Versorgung einer Burg mit Frischwasser. Fresko in der Dominikanerkirche in Bozen/Südtirol, Stiftung des Herren von Castelbarco, Veroneser Meister 1379

Versorgung einer Burg mit Frischwasser. Fresko in der Dominikanerkirche in Bozen/Südtirol

Ein treuer Esel

Die Mönche des Klosters Einsiedel lebten von den Erträgen des kargen Bodens; ihren Wasserbedarf mussten die Einsiedler von der Gespringsquelle, die im Fließenbachtal liegt herbeischaffen. Da der Weg vom Einsiedel zur Quelle sehr beschwerlich war, hielten sich die Klosterinsassen einen Esel, der unter Führung eines Mönches das unentbehrliche Wasser zum Kloster Einsiedel bringen musste. Heute noch heißt die Waldabteilung der „Eselsküppel“ und der Pfad „Eselspfad“. Bald fand der Esel den Weg allein. Im Fließenbachtal hütete der Gänsehirt von Rieneck alltäglich seine Gänse und kam immer zur Quelle. Da füllte er dem Esel zwei Holzfässer mit Wasser und band sie ihm auf den Rücken und der treue Esel ging bergauf zum Kloster.
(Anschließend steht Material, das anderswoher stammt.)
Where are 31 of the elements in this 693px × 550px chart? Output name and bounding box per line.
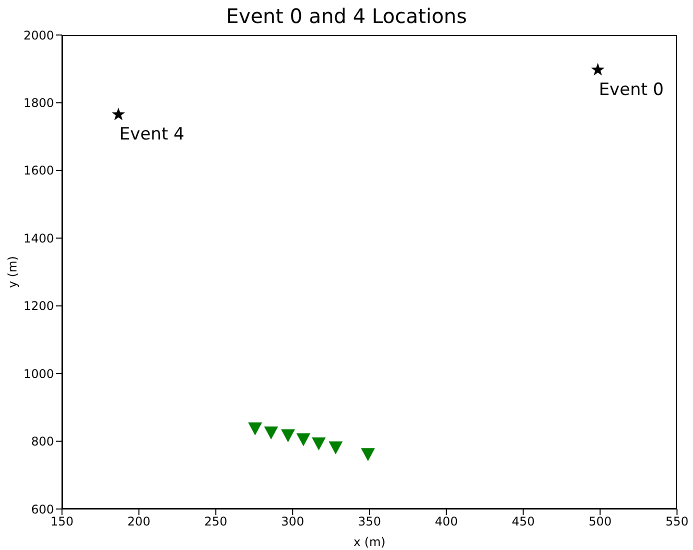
- y-tick-label: 2000: [23, 28, 54, 42]
- annotation: Event 0: [598, 80, 664, 100]
- x-tick-label: 400: [434, 514, 458, 529]
- point: [591, 62, 604, 76]
- point: [281, 429, 296, 442]
- chart-title: Event 0 and 4 Locations: [225, 4, 468, 28]
- x-tick-label: 200: [127, 514, 150, 529]
- y-tick-label: 600: [31, 502, 54, 516]
- x-tick-label: 250: [204, 514, 228, 529]
- point: [248, 422, 262, 436]
- x-tick-label: 500: [588, 514, 612, 529]
- x-tick-label: 550: [666, 514, 688, 529]
- x-tick-label: 300: [281, 514, 304, 529]
- point: [112, 108, 126, 120]
- y-tick-label: 1400: [23, 231, 54, 246]
- point: [328, 441, 343, 454]
- y-tick-label: 1200: [23, 299, 54, 314]
- x-axis-title: x (m): [354, 535, 386, 549]
- y-tick-label: 1800: [23, 96, 54, 110]
- point: [264, 426, 278, 440]
- y-tick-label: 1000: [23, 366, 54, 381]
- y-tick-label: 1600: [23, 164, 54, 178]
- y-axis-title: y (m): [5, 256, 20, 288]
- point: [360, 448, 375, 462]
- x-tick-label: 450: [512, 514, 535, 529]
- x-tick-label: 150: [50, 514, 74, 529]
- point: [312, 437, 326, 450]
- annotation: Event 4: [119, 124, 184, 145]
- y-tick-label: 800: [31, 434, 54, 449]
- x-tick-label: 350: [358, 514, 381, 529]
- point: [296, 433, 310, 446]
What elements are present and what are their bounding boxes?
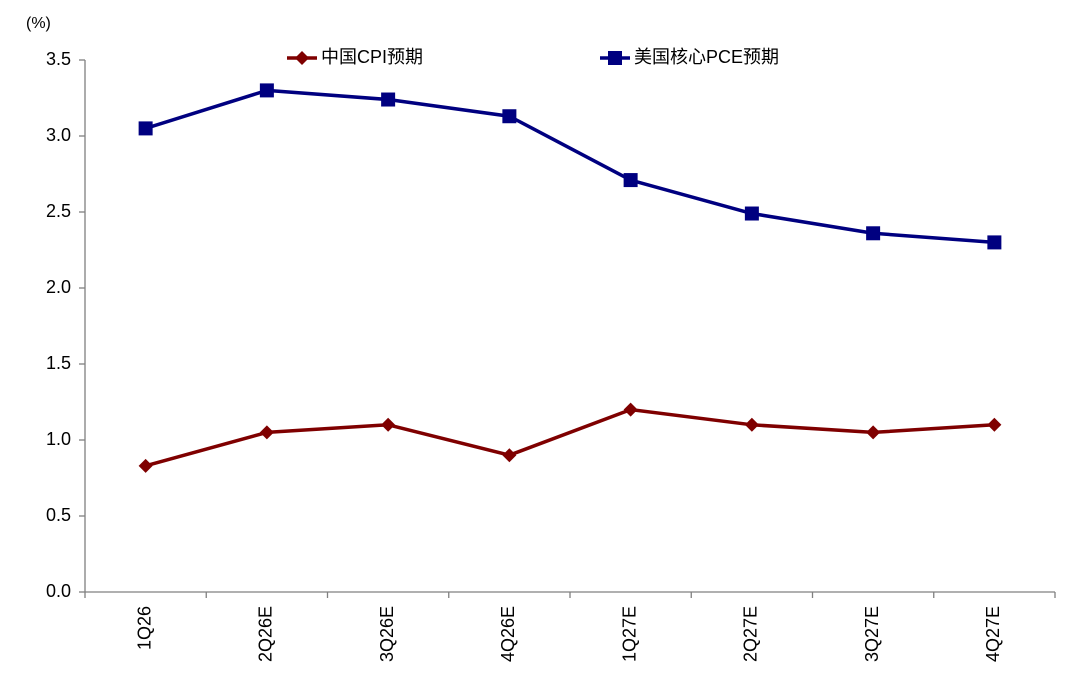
data-point — [138, 121, 153, 136]
data-point — [138, 458, 153, 473]
data-point — [987, 417, 1002, 432]
legend-marker — [295, 51, 309, 65]
x-tick-label: 2Q27E — [741, 606, 761, 662]
x-tick-label: 1Q27E — [619, 606, 639, 662]
y-tick-label: 3.0 — [46, 125, 71, 145]
legend-label: 中国CPI预期 — [321, 47, 423, 67]
x-tick-label: 2Q26E — [256, 606, 276, 662]
series-line — [145, 88, 995, 245]
legend-marker — [608, 51, 622, 65]
data-point — [259, 83, 274, 98]
y-tick-label: 2.0 — [46, 277, 71, 297]
data-point — [623, 402, 638, 417]
data-point — [866, 425, 881, 440]
legend-label: 美国核心PCE预期 — [634, 47, 779, 67]
series-line — [145, 407, 995, 468]
x-tick-label: 1Q26 — [134, 606, 154, 650]
data-point — [381, 92, 396, 107]
data-point — [381, 417, 396, 432]
data-point — [987, 235, 1002, 250]
data-point — [502, 448, 517, 463]
data-point — [744, 206, 759, 221]
y-axis-unit: (%) — [26, 15, 51, 32]
data-point — [623, 173, 638, 188]
y-tick-label: 0.5 — [46, 505, 71, 525]
x-tick-label: 4Q26E — [498, 606, 518, 662]
x-tick-label: 3Q27E — [862, 606, 882, 662]
y-tick-label: 0.0 — [46, 581, 71, 601]
data-point — [866, 226, 881, 241]
data-point — [502, 109, 517, 124]
y-tick-label: 3.5 — [46, 49, 71, 69]
y-tick-label: 2.5 — [46, 201, 71, 221]
data-point — [259, 425, 274, 440]
y-tick-label: 1.0 — [46, 429, 71, 449]
x-tick-label: 3Q26E — [377, 606, 397, 662]
x-tick-label: 4Q27E — [983, 606, 1003, 662]
data-point — [744, 417, 759, 432]
y-tick-label: 1.5 — [46, 353, 71, 373]
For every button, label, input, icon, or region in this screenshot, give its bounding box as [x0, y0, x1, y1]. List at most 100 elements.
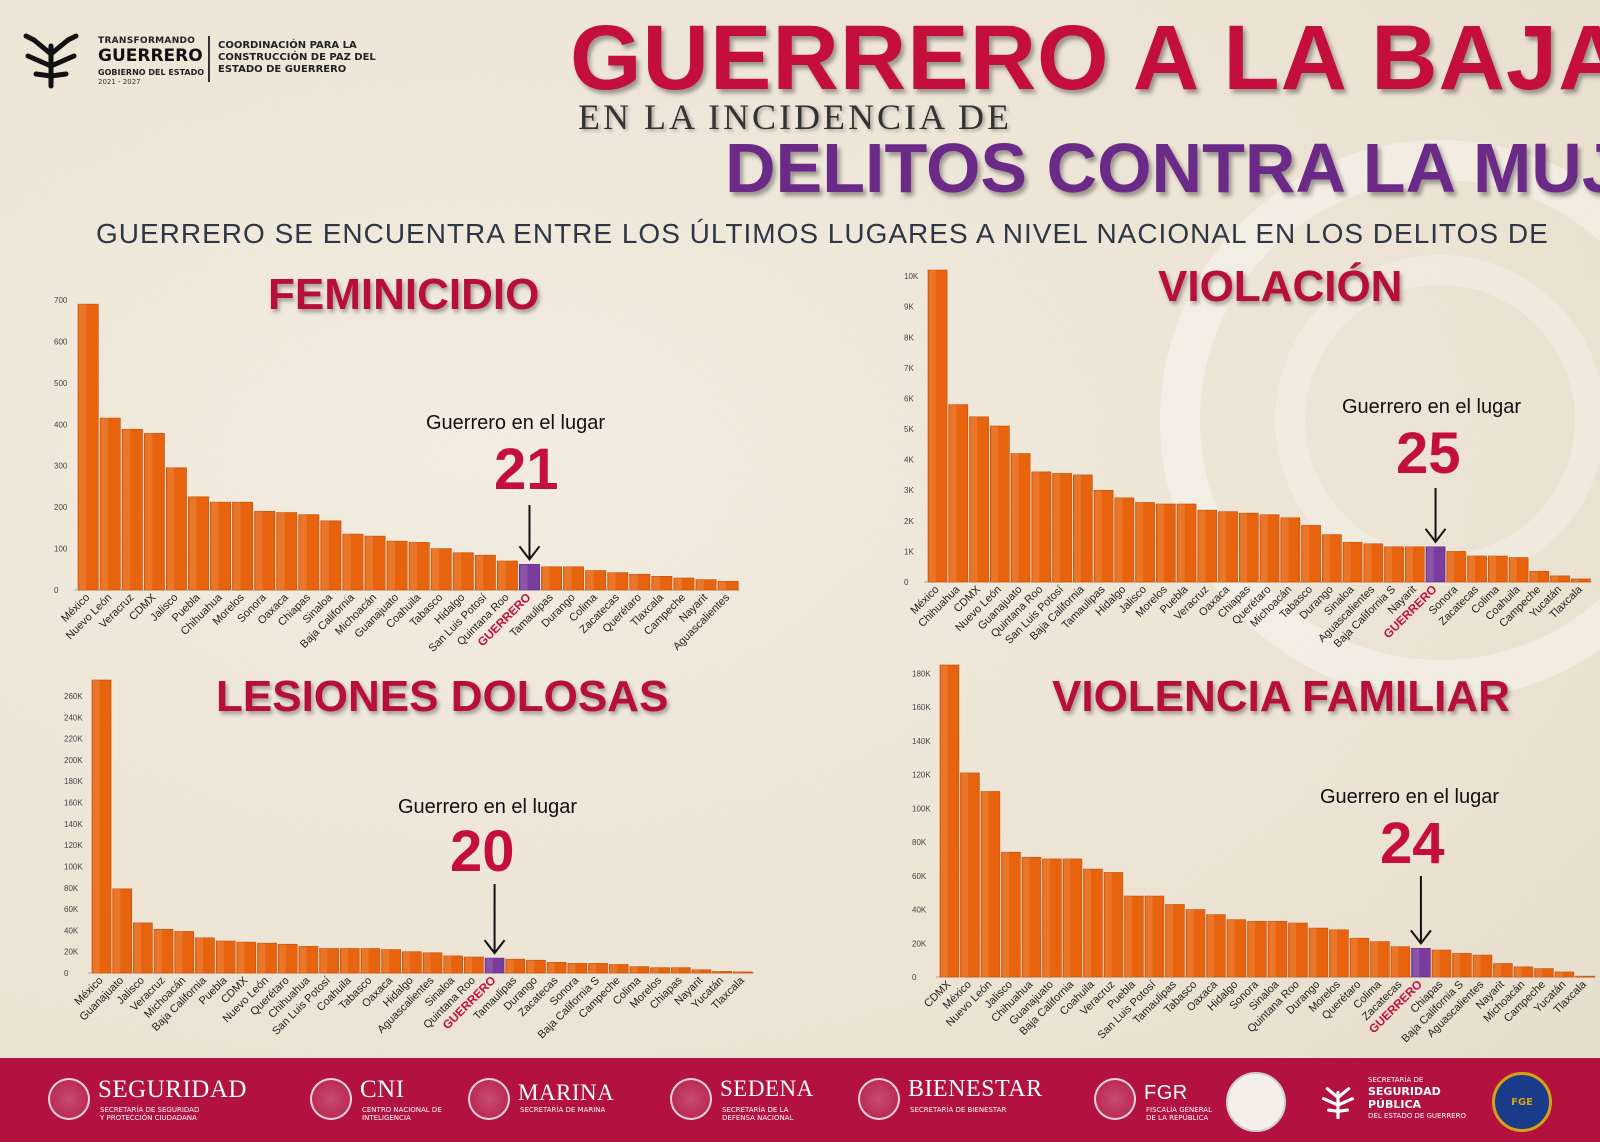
bar-sheen [1157, 504, 1164, 582]
bar-sheen [258, 943, 266, 973]
bar-sheen [365, 536, 373, 590]
bar-jalisco [1135, 502, 1155, 583]
annotation-arrow-icon [1424, 488, 1447, 544]
bar-sheen [1002, 852, 1010, 977]
bar-chihuahua [948, 404, 969, 583]
y-tick-label: 0 [54, 586, 59, 595]
bar-aguascalientes [1472, 954, 1493, 978]
bar-sheen [101, 418, 109, 590]
bar-hidalgo [1226, 919, 1247, 978]
bar-sheen [692, 969, 700, 973]
bar-chihuahua [1021, 856, 1042, 978]
bar-sheen [155, 929, 162, 973]
bar-sheen [589, 963, 597, 973]
bar-sheen [403, 951, 410, 973]
bar-sheen [277, 512, 285, 590]
bar-sheen [237, 942, 245, 973]
bar-sheen [1427, 546, 1434, 582]
bar-sheen [1043, 858, 1051, 977]
mexico-emblem-icon [468, 1078, 510, 1120]
bar-coahuila [1508, 557, 1529, 583]
bar-sheen [486, 958, 493, 973]
footer-fgr-desc: FISCALÍA GENERAL DE LA REPÚBLICA [1146, 1106, 1212, 1122]
bar-sheen [1551, 575, 1559, 582]
bar-oaxaca [1218, 511, 1238, 583]
bar-sheen [1392, 946, 1399, 977]
bar-tamaulipas [1093, 489, 1114, 583]
y-tick-label: 160K [912, 703, 931, 712]
bar-sheen [1453, 953, 1461, 977]
bar-tlaxcala [651, 576, 673, 591]
sub-title: EN LA INCIDENCIA DE [578, 97, 1012, 137]
bar-cdmx [939, 664, 960, 978]
bar-sheen [734, 971, 741, 973]
bar-michoacán [364, 535, 386, 591]
bar-nayarit [691, 969, 712, 974]
y-tick-label: 40K [64, 926, 79, 935]
bar-veracruz [153, 929, 174, 974]
y-tick-label: 1K [904, 547, 914, 556]
bar-sheen [424, 952, 431, 973]
main-title: GUERRERO A LA BAJA [570, 7, 1600, 109]
bar-sheen [1515, 966, 1522, 977]
bar-sonora [567, 963, 588, 974]
footer-cni-desc: CENTRO NACIONAL DE INTELIGENCIA [362, 1106, 442, 1122]
bar-hidalgo [452, 552, 474, 591]
footer-cni-name: CNI [360, 1076, 405, 1103]
coordination-text: COORDINACIÓN PARA LA CONSTRUCCIÓN DE PAZ… [218, 40, 376, 75]
bar-sheen [321, 520, 329, 590]
bar-sheen [1323, 534, 1330, 582]
bar-sheen [713, 971, 721, 973]
bar-sinaloa [1267, 921, 1288, 978]
bar-colima [1370, 941, 1390, 978]
guerrero-emblem-icon [23, 33, 79, 89]
chart-title-lesiones: LESIONES DOLOSAS [216, 672, 669, 721]
bar-sinaloa [320, 520, 342, 591]
bar-cdmx [236, 941, 257, 974]
y-tick-label: 240K [64, 713, 83, 722]
bar-tabasco [1301, 525, 1321, 583]
bar-sheen [444, 955, 452, 973]
bar-veracruz [1197, 509, 1218, 583]
y-tick-label: 0 [912, 973, 917, 982]
bar-sheen [341, 948, 348, 973]
bar-quintana-roo [1288, 922, 1308, 978]
bar-veracruz [1103, 872, 1124, 978]
bar-sheen [113, 888, 121, 973]
bar-sheen [1084, 869, 1092, 977]
bar-puebla [1176, 503, 1197, 583]
bar-chiapas [1238, 512, 1259, 583]
bar-sheen [1269, 921, 1276, 977]
bar-coahuila [339, 948, 360, 974]
bar-campeche [673, 577, 695, 591]
bar-coahuila [1083, 868, 1103, 978]
bar-sheen [1207, 914, 1215, 977]
bar-sheen [1023, 857, 1030, 977]
chart-1: 01K2K3K4K5K6K7K8K9K10KMéxicoChihuahuaCDM… [904, 269, 1592, 650]
y-tick-label: 6K [904, 394, 914, 403]
footer-fgr: FGR FISCALÍA GENERAL DE LA REPÚBLICA [1094, 1076, 1212, 1126]
bar-sheen [672, 967, 679, 973]
bar-tlaxcala [1570, 578, 1591, 583]
bar-sheen [1447, 551, 1455, 582]
y-tick-label: 60K [912, 872, 927, 881]
y-tick-label: 3K [904, 486, 914, 495]
bar-chiapas [298, 514, 320, 591]
bar-zacatecas [1390, 946, 1411, 978]
y-tick-label: 40K [912, 906, 927, 915]
bar-michoacán [174, 931, 195, 974]
bar-sheen [79, 304, 87, 590]
y-tick-label: 10K [904, 272, 919, 281]
bar-sheen [527, 960, 535, 973]
bar-sheen [145, 433, 153, 590]
bar-san-luis-potosí [319, 948, 339, 974]
bar-nuevo-león [980, 791, 1001, 978]
bar-sheen [1535, 968, 1543, 977]
bar-morelos [1155, 503, 1176, 583]
bar-chiapas [1431, 949, 1452, 978]
bar-sheen [1064, 858, 1071, 977]
bar-colima [629, 966, 650, 974]
bar-baja-california [1072, 474, 1093, 583]
bar-oaxaca [276, 512, 298, 591]
bar-sheen [432, 548, 440, 590]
Eines Tages kehrte der Esel nicht mehr zum Kloster zurück und die Mönche suchten die Waldabteilung nach dem treuen Tier ab. Da fanden sie den Esel auf halben Wege zur Quelle mit gebrochenem Bein. Sie brachten ihren treuen Helfer zum Einsiedel und pflegten ihn bald wieder gesund. Da verrichtete der Esel wieder seine gewohnte Arbeit.

Aber eines Tages kehrte er wieder nicht zurück. Da fanden ihn die Mönche am nächsten Tag krank und matt an der Quelle liegend. Sein Helfer, der es immer so gut mit ihm meinet, der Gänsehirt war gestorben. Und niemand lud dem Esel die Wasserfässer auf den Rücken; aber ohne Wasser wollte der Esel zu den Mönchen nicht zurück. Diese wiederum brachten ihren treuen Esel zum Kloster zurück, doch diesmal versagte alle Heilkunst der frommen Mönche; nach wenigen Tagen mussten sie dem treuen Helfer das Grab schaufeln.

Bald darauf starb auch der letzte Mönch und nach und nach zerfiel auch das Kloster.

Die Irrglocke wies den Menschen den Weg

Man erzählt im Volksmund, dass die wilden Horden des 30jährigen Krieges das Kloster zerstört hätten. Von den zwei Glöcklein, die Elisabethzell besaß, ist das eine nach Ruppertshütten, das andere nach Schaippach gekommen, wo es heute noch seinen Klang ertönen lässt. Die Lohrer Stadtgeschichte berichtet, dass seit dem Jahre 1186 abends um 8 Uhr die Irrglocke geläutet werde, um verirrte Wanderer auf den rechten Weg zu rufen. Auch ein Graf von Rieneck soll sich einmal im großen Spessartwalde verirrt haben. Aus Dankbarkeit soll er dann diese Kapelle erbaut haben und besetzte sie mit Mönchen, damit sie zu den Tageszeiten die Glocke läuteten für Jäger, Waldleute und das fahrende Volk.


Aus: Heinrich Lutz, Sagen und Geschichten vom Landkreis Gemünden, Gemünden 1964.